Appajaiah’s work also looks into the exploration of material, seen as an interesting indulgence, that uses the vibuthi blocks as a metaphor to represent building blocks, further inscribing images of the self and his lived reality on these supposed building blocks. It constructs another reality of fragile memories for us.

Sunday, January 14, 2018

This must be the place - Exhibition of Photographs and Drawings by Lukas acton

Construction sites are zones of destruction, transition and re-creation. For a short time, a place becomes inhabited and animated by workers who will probably cannot afford living in what they are building. May the assignment of an architect be highly valorised in this society, the labour of construction workers will become unnoticed and stays unthought of. Their art of construction and creation will be there in a very concrete way but also vanishes as their outcome becomes a vessel to be filled with other people’s lives. This photographic essay captures this place of transition to catch some insights of in site ready-mades or ready-to-be-mades admiring their installation work in an artistic sense. This Photo essay is juxtaposed with another set of works-- THE HAIR ON MY BODY HAS BECOME HAPPY, a large-scale drawing installation inspired by and based on studies of Indian paintings and celebrates same sex desire. Lukas works as a photographer, screen printer, illustrator and artist in Bern, Switzerland. In 1 shantiroad studio/gallery he will be showing his recent works from travelling through South India and staying in 1 shanthiroad for 5 weeks.

Friday, December 22, 2017


Walls carry memories. They are mute witnesses to the passage of time. Just as memories collect and fade to be overridden by new memories, traces on walls recall the familiar in an undefined way. Remnants of the past linger, enabling a nostalgic travel through time, into the imagination. For some time now, my muse has been the shabby, rundown walls of buildings in my city, Mumbai - walls without history, character or evident beauty; functional, yet filled with traces of time etched onto their surfaces.

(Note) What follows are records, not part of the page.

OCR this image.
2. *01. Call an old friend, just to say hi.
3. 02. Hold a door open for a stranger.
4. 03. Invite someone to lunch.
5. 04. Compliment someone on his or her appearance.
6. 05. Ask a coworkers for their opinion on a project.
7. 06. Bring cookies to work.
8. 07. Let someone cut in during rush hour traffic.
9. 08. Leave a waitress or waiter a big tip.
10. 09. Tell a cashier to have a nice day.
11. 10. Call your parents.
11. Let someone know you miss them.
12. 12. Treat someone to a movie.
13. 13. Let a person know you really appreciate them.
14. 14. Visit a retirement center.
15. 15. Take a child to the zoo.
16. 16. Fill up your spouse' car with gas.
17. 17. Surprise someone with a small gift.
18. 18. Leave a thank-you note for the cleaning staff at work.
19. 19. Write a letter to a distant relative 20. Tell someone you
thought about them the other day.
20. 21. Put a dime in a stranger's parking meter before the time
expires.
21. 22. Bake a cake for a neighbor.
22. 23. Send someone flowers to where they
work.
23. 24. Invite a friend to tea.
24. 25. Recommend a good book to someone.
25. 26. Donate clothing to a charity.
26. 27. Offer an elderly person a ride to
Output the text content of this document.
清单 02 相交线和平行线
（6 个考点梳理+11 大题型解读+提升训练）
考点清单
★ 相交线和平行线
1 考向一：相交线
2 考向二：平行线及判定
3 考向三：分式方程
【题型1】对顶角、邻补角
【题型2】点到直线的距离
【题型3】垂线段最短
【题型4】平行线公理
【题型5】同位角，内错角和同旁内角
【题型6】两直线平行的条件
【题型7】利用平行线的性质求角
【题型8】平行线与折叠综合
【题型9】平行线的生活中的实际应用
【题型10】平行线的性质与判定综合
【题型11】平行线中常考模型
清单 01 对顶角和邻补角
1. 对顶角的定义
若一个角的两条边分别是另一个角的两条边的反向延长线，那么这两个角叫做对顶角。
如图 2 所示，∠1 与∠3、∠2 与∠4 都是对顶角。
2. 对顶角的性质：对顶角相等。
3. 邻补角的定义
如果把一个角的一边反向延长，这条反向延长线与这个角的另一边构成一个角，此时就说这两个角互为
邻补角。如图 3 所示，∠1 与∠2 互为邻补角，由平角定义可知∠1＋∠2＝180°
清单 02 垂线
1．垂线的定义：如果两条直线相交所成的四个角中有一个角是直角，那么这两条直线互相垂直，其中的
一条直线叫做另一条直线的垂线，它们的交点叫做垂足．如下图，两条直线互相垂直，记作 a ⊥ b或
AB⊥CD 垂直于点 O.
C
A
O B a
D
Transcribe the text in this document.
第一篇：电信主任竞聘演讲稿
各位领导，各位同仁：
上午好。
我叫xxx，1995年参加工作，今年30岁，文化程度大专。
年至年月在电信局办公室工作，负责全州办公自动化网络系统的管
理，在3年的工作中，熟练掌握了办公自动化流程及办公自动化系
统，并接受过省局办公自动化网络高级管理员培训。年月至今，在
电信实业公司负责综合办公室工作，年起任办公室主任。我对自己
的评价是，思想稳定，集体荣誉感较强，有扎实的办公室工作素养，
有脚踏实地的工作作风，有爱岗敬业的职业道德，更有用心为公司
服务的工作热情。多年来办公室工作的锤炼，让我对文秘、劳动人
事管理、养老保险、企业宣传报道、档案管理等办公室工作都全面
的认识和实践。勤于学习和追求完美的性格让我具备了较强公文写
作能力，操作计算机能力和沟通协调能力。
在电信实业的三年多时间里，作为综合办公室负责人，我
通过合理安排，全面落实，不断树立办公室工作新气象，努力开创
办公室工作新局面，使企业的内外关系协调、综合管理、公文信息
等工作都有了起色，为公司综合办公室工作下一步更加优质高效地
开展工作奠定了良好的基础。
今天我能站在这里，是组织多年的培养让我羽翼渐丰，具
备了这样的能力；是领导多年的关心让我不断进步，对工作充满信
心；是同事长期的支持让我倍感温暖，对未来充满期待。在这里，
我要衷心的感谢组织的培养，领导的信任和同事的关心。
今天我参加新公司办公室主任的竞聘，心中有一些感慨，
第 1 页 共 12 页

With a view to extending my work to another city, I came to Bangalore. Here, I learnt about the administration’s wall beautification project. Local artists painted murals recalling memories of Karnataka’s cultural and natural habitat. The wall paintings, meant to serve as a deterrent to defacement, however, have since been marred in many parts of the city, and also undergone natural degradation. When Suresh Jayaram suggested that I photograph these painted walls of Bangalore, I was a bit doubtful, but decided to give it a try despite my reservations. To my surprise and delight, this exploration has given a whole new look and feel to my work. Whilst the process that I follow is the same, the resultant images are quite different from those I made in Mumbai.

My work records both memory and change. Change ensues from the many interventions that happen over a period of time. Layers of paint, posters, dirt and grime accumulated one on top of the other undergo various kinds and stages of degradation. Their transition through time is both imperceptible and insidious - gradually changing form. The beauty of the resultant visual is easily overlooked. It is overshadowed by the overtly soiled walls that turn away the gaze of the viewer.

My photographs attempt to capture that which is overlooked - the beauty of the passage of time on walled surfaces – evoking memory, erasure, and transience simultaneously. 

Saturday, December 16, 2017


Am I a homemaker? Am I an artist? Does my role as a homemaker take away from my identity as an artist?

The eternal questions of identity, gender roles, patriarchy and conditioning all get thrown in the mix while trying to prioritize family and making art alongside. My work is an attempt to address the set notions about domestic life and also to celebrate the multiple roles within.